Anticipated swing from 2008, two-party terms. The left column of data shows Obama's two-party vote share by state in 2008; the right column shows the estimated Obama two-party vote share from my model, as of this morning:
I've posted versions of this graph at various stages of the campaign. Now, on Election Eve, we're back to a position we saw in September, with Romney simply not bringing enough states below over the 50-50 line to win the election. Indiana, North Carolina, and Florida are the only states to flip, at least according to the model and the polling data. Not shown on the graph is the uncertainty associated with the estimates; i.e., Florida is not much better than a 50-50 coin flip, but a state further up the tree, like Ohio, is estimated to stay with Obama with probability approaching 100 percent. See below.
No models, no house effects, just the battleground polls. Forget the modeling, forget the house effect corrections. Just take each battleground state poll appearing in the Pollster data base in the last seven days. Convert each poll to a two-party number for Obama: Obama/(Obama + Romney)*100. Plot in the "stacked" format shown below. Moreover, weigh each poll by its sample size so as to get a poll average. Obama 50.9 percent, +/- 0.4 percentage points. That is 4.5 sigma north of 50-50. Or more simply, "OTMOE" (Outside The Margin Of Error)...
A distribution over Obama Electoral College counts. The bottom line (literally): The probability of an Obama win in the Electoral College is now about 90 percent. Three-hundred-thirty-two and 303 are the two most likely Obama EV outcomes, closely followed by 347. Averaged over the distribution: 309.
Probabilities from poll average vs probabilities from forecast. The extra uncertainty that comes from converting a poll average to a forecast weakens the confidence of the calls; note the "shrinkage" back towards the 50-50 point, moving from left (poll average) to right (forecast). Note the implied Electoral College counts from the poll averaging model has the probability of an Obama win at close to 100 percent; this shrinks back to 90 percent in the forecast model.
Uncertainty, visualized. Finally, here is a look at nine swing states plus the national popular vote. Each panel shows a series of bell-curve (normal) densities in light grey, one for each poll; the polls shown are from the last seven days. Polls are converted to Obama two-party shares: Obama/(Obama + Romney) * 100. The less spread out the density, the bigger the sample size of the corresponding poll. Yesterday's massive YouGov national poll is clearly visible in the "USA" panel (and I've actually deflated its sample size, so as to not double count the state-by-state polls that contribute to the national figure).
The purple density corresponds to a naive poll average: no house effect corrections, no modeling. The naive average treats all polls interchangeably, making most use of the information in those polls, and so typically produces quite precise estimates of Obama's standing in any given state; n.b.: no house effect correction, etc.; I did say it was "naive."
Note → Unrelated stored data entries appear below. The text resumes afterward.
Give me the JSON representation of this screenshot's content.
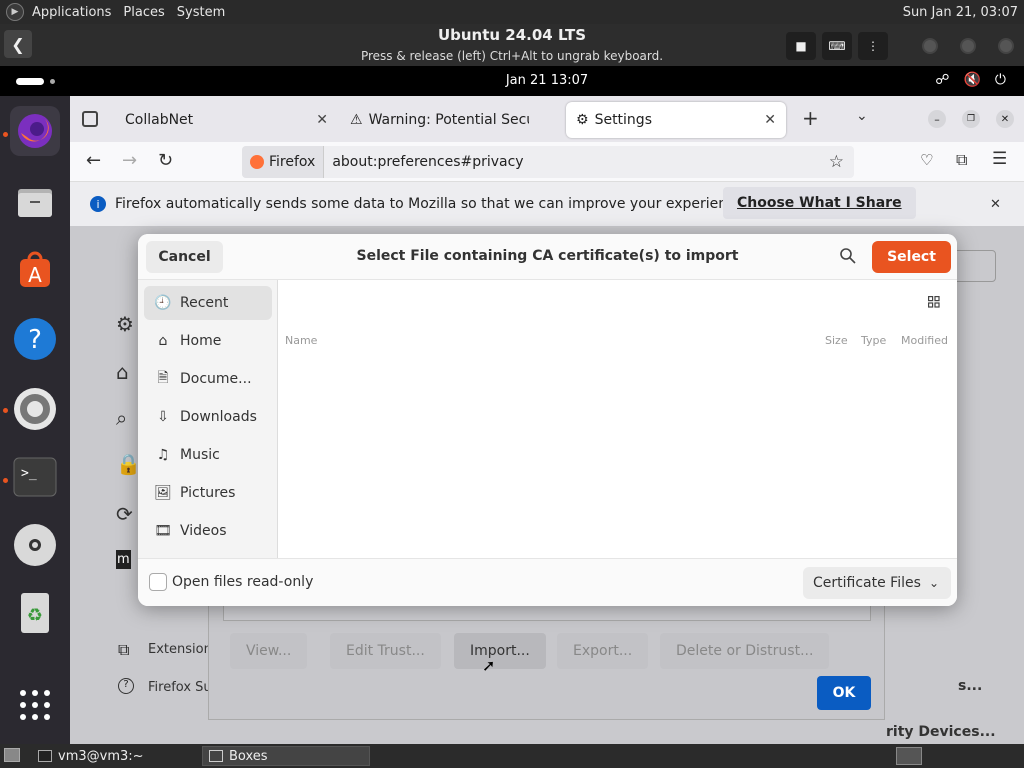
{
  "host_panel": {
    "menu": [
      "Applications",
      "Places",
      "System"
    ],
    "clock": "Sun Jan 21, 03:07"
  },
  "boxes": {
    "title": "Ubuntu 24.04 LTS",
    "subtitle": "Press & release (left) Ctrl+Alt to ungrab keyboard."
  },
  "guest_bar": {
    "clock": "Jan 21  13:07"
  },
  "firefox": {
    "tabs": [
      {
        "label": "CollabNet"
      },
      {
        "label": "Warning: Potential Securi"
      },
      {
        "label": "Settings"
      }
    ],
    "identity_label": "Firefox",
    "url": "about:preferences#privacy",
    "notice_text": "Firefox automatically sends some data to Mozilla so that we can improve your experience.",
    "notice_button": "Choose What I Share",
    "sidebar_bottom": [
      "Extension",
      "Firefox Su"
    ],
    "right_links": [
      "s...",
      "rity Devices..."
    ]
  },
  "cert_manager": {
    "buttons": [
      "View...",
      "Edit Trust...",
      "Import...",
      "Export...",
      "Delete or Distrust..."
    ],
    "ok": "OK"
  },
  "dialog": {
    "cancel": "Cancel",
    "title": "Select File containing CA certificate(s) to import",
    "select": "Select",
    "places": [
      {
        "label": "Recent",
        "icon": "clock-icon"
      },
      {
        "label": "Home",
        "icon": "home-icon"
      },
      {
        "label": "Docume...",
        "icon": "document-icon"
      },
      {
        "label": "Downloads",
        "icon": "download-icon"
      },
      {
        "label": "Music",
        "icon": "music-icon"
      },
      {
        "label": "Pictures",
        "icon": "picture-icon"
      },
      {
        "label": "Videos",
        "icon": "video-icon"
      }
    ],
    "columns": {
      "name": "Name",
      "size": "Size",
      "type": "Type",
      "modified": "Modified"
    },
    "read_only_label": "Open files read-only",
    "filter": "Certificate Files"
  },
  "taskbar": {
    "tasks": [
      "vm3@vm3:~",
      "Boxes"
    ]
  },
  "colors": {
    "accent": "#e95420",
    "ok_button": "#0a5cc2"
  }
}
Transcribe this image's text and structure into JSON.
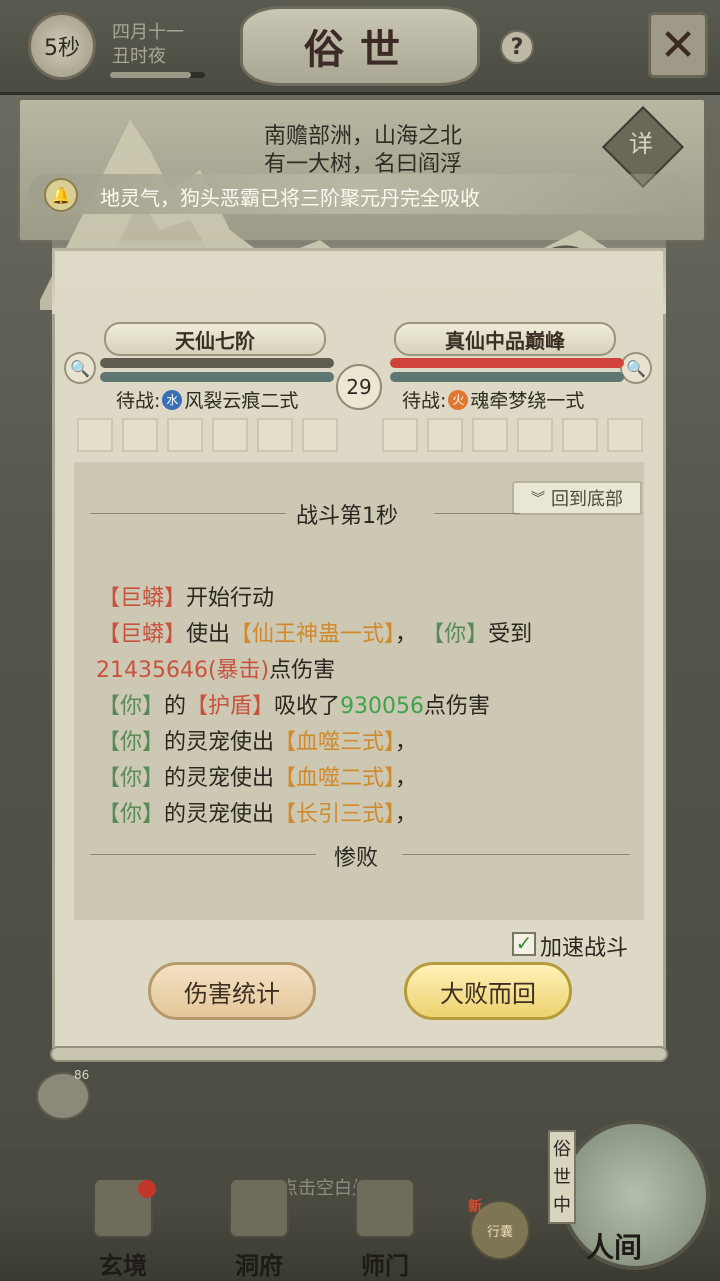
{
  "topbar": {
    "timer": "5秒",
    "date_line1": "四月十一",
    "date_line2": "丑时夜",
    "progress": 0.85,
    "title": "俗世",
    "help_icon": "?",
    "close_icon": "✕"
  },
  "location": {
    "line1": "南赡部洲，山海之北",
    "line2": "有一大树，名曰阎浮",
    "detail_label": "详"
  },
  "notice": {
    "icon": "bell-icon",
    "text": "地灵气，狗头恶霸已将三阶聚元丹完全吸收"
  },
  "battle": {
    "left": {
      "name": "天仙七阶",
      "hp": 1.0,
      "pending_label": "待战:",
      "element": "水",
      "element_color": "#3a6fb8",
      "skill": "风裂云痕二式"
    },
    "right": {
      "name": "真仙中品巅峰",
      "hp": 1.0,
      "pending_label": "待战:",
      "element": "火",
      "element_color": "#e0762f",
      "skill": "魂牵梦绕一式"
    },
    "round": "29"
  },
  "log": {
    "back_to_bottom": "回到底部",
    "section_title": "战斗第1秒",
    "lines": {
      "l1_a": "【巨蟒】",
      "l1_b": "开始行动",
      "l2_a": "【巨蟒】",
      "l2_b": "使出",
      "l2_c": "【仙王神蛊一式】",
      "l2_d": "，",
      "l2_e": "【你】",
      "l2_f": "受到",
      "l3_a": "21435646(暴击)",
      "l3_b": "点伤害",
      "l4_a": "【你】",
      "l4_b": "的",
      "l4_c": "【护盾】",
      "l4_d": "吸收了",
      "l4_e": "930056",
      "l4_f": "点伤害",
      "l5_a": "【你】",
      "l5_b": "的灵宠使出",
      "l5_c": "【血噬三式】",
      "l5_d": "，",
      "l6_a": "【你】",
      "l6_b": "的灵宠使出",
      "l6_c": "【血噬二式】",
      "l6_d": "，",
      "l7_a": "【你】",
      "l7_b": "的灵宠使出",
      "l7_c": "【长引三式】",
      "l7_d": "，"
    },
    "result": "惨败"
  },
  "controls": {
    "speed_label": "加速战斗",
    "speed_checked": true,
    "stats_button": "伤害统计",
    "retreat_button": "大败而回"
  },
  "bottom": {
    "chat_count": "86",
    "tap_hint": "点击空白处返回",
    "nav": {
      "xuanjing": "玄境",
      "dongfu": "洞府",
      "shimen": "师门",
      "bag_new": "新",
      "bag": "行囊",
      "renjian": "人间",
      "sushizhong": "俗世中"
    }
  }
}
The black density is what comes out of my forecast model, usually shifted a little from the poll average, and substantially more dispersed than the naive poll average, reflecting the extra uncertainty that creeps via house effects corrections, turning the poll average into a forecast and some temporal discounting of older polls.The probability that Obama wins is the area under the black density to the right of the 50-50 points.
The panels are ordered from bottom to top by the probability of an Obama win. North Carolina and Florida are the least likely Obama retains in the set I examine here; Ohio and Wisconsin the most likely. The uncertainty associated with the Florida and even the national popular vote forecast is particularly vivid when presented this way.